The FCC’s new chairman, Tom Wheeler, on Monday gave a strong indication that he might support limiting big carriers like AT&T and Verizon from amassing huge amounts of 600 MHz spectrum, reports the Wall Street Journal.
The statement by was welcomed by T-Mobile US and Sprint, both of which are hoping to use 600 Mhz spectrum to beef up their networks. The low frequencies can travel up to three times further than the 2 GHz PCS/AWS spectrum which Sprint and T-Mobile use predominantly.
AT&T and Verizon already own the bulk of the 700 MHz band which enabled them to provide nation-wide LTE service. Smaller carriers believed the duopoly could further dominate the emerging 600 MHz band and effectively shut them out.
“Spectrum is finite, and the FCC is charged with managing the airwaves that are used for commercial purposes,” Mr. Wheeler said Monday in a speech in Columbus, Ohio. “A key goal of our spectrum-allocation efforts is ensuring that multiple carriers have access to airwaves needed to operate their networks.”

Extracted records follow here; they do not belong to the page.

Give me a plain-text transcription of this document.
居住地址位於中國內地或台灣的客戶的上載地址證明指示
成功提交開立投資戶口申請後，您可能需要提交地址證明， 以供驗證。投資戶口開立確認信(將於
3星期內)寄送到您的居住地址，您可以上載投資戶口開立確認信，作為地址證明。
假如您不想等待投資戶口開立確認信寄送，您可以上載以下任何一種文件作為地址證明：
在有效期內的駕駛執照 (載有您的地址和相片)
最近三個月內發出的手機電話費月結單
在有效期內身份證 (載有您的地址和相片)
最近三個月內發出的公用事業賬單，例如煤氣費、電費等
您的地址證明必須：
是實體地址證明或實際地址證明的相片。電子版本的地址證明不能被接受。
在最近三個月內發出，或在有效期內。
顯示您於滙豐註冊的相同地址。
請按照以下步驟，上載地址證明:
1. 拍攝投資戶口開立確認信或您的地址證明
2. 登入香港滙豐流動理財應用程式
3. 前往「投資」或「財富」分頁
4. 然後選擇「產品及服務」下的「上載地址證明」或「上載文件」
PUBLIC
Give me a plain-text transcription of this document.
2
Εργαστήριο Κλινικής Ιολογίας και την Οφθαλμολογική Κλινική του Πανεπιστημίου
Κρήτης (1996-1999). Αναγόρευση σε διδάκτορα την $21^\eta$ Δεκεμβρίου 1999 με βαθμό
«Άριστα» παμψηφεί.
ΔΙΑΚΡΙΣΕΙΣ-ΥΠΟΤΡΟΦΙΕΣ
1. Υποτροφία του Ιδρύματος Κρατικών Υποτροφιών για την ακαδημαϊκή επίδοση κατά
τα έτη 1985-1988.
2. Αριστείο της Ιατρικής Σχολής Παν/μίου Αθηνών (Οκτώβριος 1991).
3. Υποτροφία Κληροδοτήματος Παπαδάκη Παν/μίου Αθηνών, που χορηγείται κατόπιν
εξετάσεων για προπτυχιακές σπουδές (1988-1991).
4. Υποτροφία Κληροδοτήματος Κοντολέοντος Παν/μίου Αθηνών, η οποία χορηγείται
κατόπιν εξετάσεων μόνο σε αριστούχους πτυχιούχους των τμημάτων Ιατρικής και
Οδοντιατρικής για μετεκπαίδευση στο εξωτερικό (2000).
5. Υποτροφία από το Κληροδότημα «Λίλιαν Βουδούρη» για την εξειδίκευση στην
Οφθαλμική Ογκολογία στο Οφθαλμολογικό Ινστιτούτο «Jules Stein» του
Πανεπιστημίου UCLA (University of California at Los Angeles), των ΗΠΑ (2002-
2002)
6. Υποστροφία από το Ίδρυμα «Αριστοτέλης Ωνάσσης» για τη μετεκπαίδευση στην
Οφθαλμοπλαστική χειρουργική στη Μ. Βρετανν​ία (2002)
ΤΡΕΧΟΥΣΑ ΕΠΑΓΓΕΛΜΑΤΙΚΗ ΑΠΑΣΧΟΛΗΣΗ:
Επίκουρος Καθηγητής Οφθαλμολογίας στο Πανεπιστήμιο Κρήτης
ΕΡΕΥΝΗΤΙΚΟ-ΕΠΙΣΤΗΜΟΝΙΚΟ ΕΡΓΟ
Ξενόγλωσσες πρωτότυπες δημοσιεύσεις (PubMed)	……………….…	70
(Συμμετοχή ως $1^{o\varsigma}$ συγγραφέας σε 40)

The Justice Department argued T-Mobile and Sprint need low-band spectrum in order to compete with AT&T and Verizon.
A Justice Department suit in 2011 led AT&T to scuttle its bid to buy T-Mobile, preserving four nationwide U.S. carriers. Mr. Wheeler suggested he favored that situation, saying the mobile business with four carriers “is a competitive business and important to stay that way.”
“It’s because of the F.C.C. that you have multiple competitive choices for your mobile phone service,” said Wheeler. He noted that since the successful effort by the F.C.C. and the Justice Department to stop AT&T’s takeover bid of T-Mobile in 2011, T-Mobile and Sprint had attracted “significant investment capital to build out their networks and increase competition.”
The FCC is leading a process expected to take at least through next year in which certain television stations will relinquish their airwaves so they can be sold to wireless carriers.
Mr. Wheeler’s comments weren’t a definitive statement of his plans for the auction but strongly suggested that he supported some sort of cap for the two largest carriers. He declined to elaborate when a moderator pressed him after the speech, saying only, “It is the No. 1 issue that I’ve been working on.”